To start the day, students visited Gemäldegalerie, featuring about 1,200 masterpieces by many major artists from different schools of painting and stylistic periods. Core focal points in the collection are German and Italian painting of the 13th to 16th century and Netherlandish painting of the 15th and 16th century. The collection of paintings from the late Middle Ages and Renaissance ranges from the great Italian masters Giotto, Fra Angelico, Raphael and Titian to the richly detailed pictures of Pieter Bruegel, via the Flemish master Jan van Eyck and the most notable figures in early German painting of the Gothic and Renaissance periods such as Konrad Witz, Albrecht Dürer, Hans Baldung Grien, Lucas Cranach the Elder, and Hans Holbein.

Afterwards, they visited the Neue Nationalgalerie where they explored Monica Bonvicini’s site-specific installation, “I do You”, which represents a feminist appropriation of the space conceived by Mies van der Rohe, which she fundamentally changes by means of architectural interventions. In addition to the architectural interventions, selected sculptural works from Bonvicini’s oeuvre were on display, with which visitors could also interact, such as her usable “Chainswings”.












Downstairs, they viewed the collection with works from 1900 to 1945 is titled The Art of Society, featuring a variety of perspectives on the erratic transition of art styles, including Expressionism, Cubism, Surrealism, Dada and New Objectivity. The exhibition focused on social themes, such as the big city, the German Lebensreform (life and reform) movement, politics and propaganda, exile, and war. The exhibition presented about 250 works of Classical Modernism by artists including Otto Dix, Hannah Höch, Ernst Ludwig Kirchner, Lotte Laserstein and Renée Sintenis. Works by internationally active women artists have been included via loans, such as Hilma af Klint or Irma Stern. Two films by artists Julian Rosefeldt and Javier Téllez provided a contemporary critique of modernism.

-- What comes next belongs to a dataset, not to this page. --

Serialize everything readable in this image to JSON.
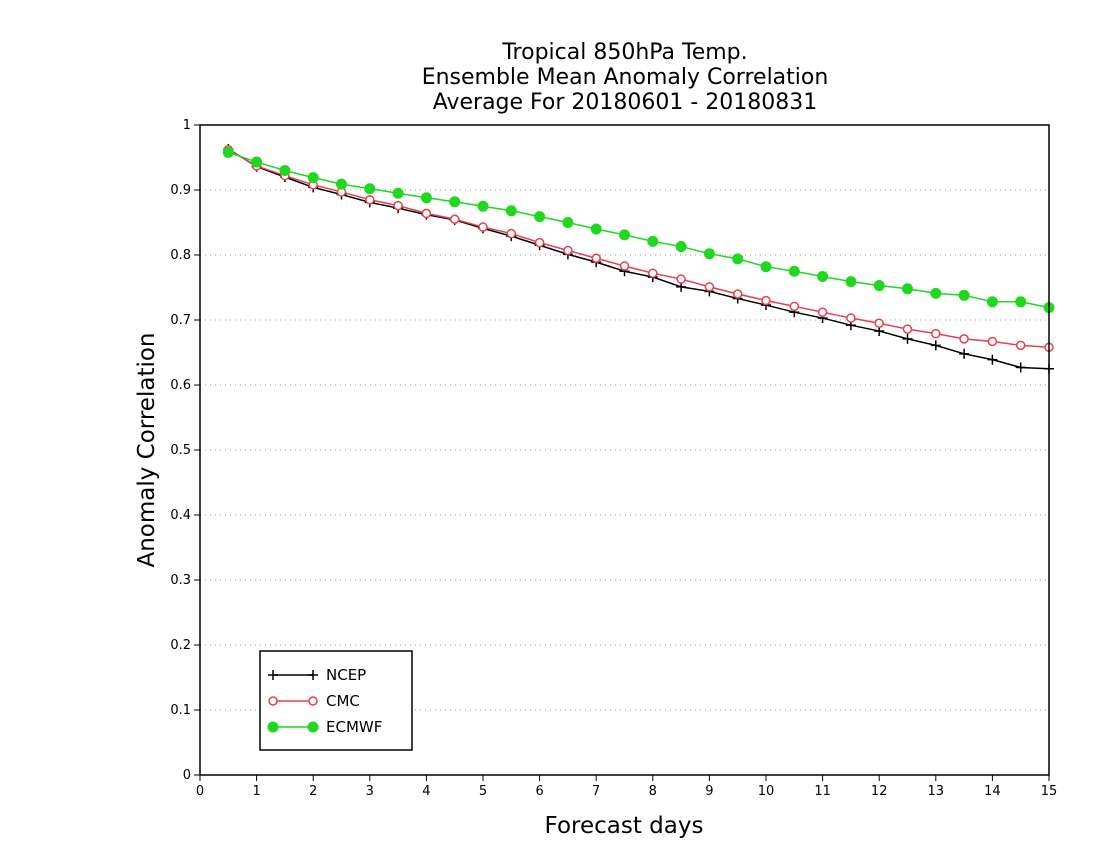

In the afternoon, they took a tour of Katharina Grosse’s completely new body of work on canvas from the past year, Spectrum without Traces, at Galerie Max Hetzler. She limited her palette to six colors, which were sprayed unmixed onto the canvases. Multiple paintings were made simultaneously and belong to the same family, but the way the colors mingle differed per painting.





Students also took a tour through the Reiter Galleries and viewed Ecstatic Echoes, featuring contemporary artists, Kyra Tabea Balderer and Ellen Möckel. Media translation processes are essential means of their work and both are interested in the interrelations between creatively intended procedures and (sometimes only limited controllable) influences of reproduction technology or machinery. From this point on, however, two very different works develop, which the joint show sets in relation to each other.







To wrap up the day, grads visited Galerie Judin to see the exhibition, My Eyes See Only What’s Not in Front of Me, by artist Ellen Akimoto. Akimoto’s paintings mostly show interiors and people. Mysterious narratives unfold in them, eluding straightforward readings and always remaining enigmatic. It comes as no surprise that the artist draws on photoshopped collages for the larger compositions.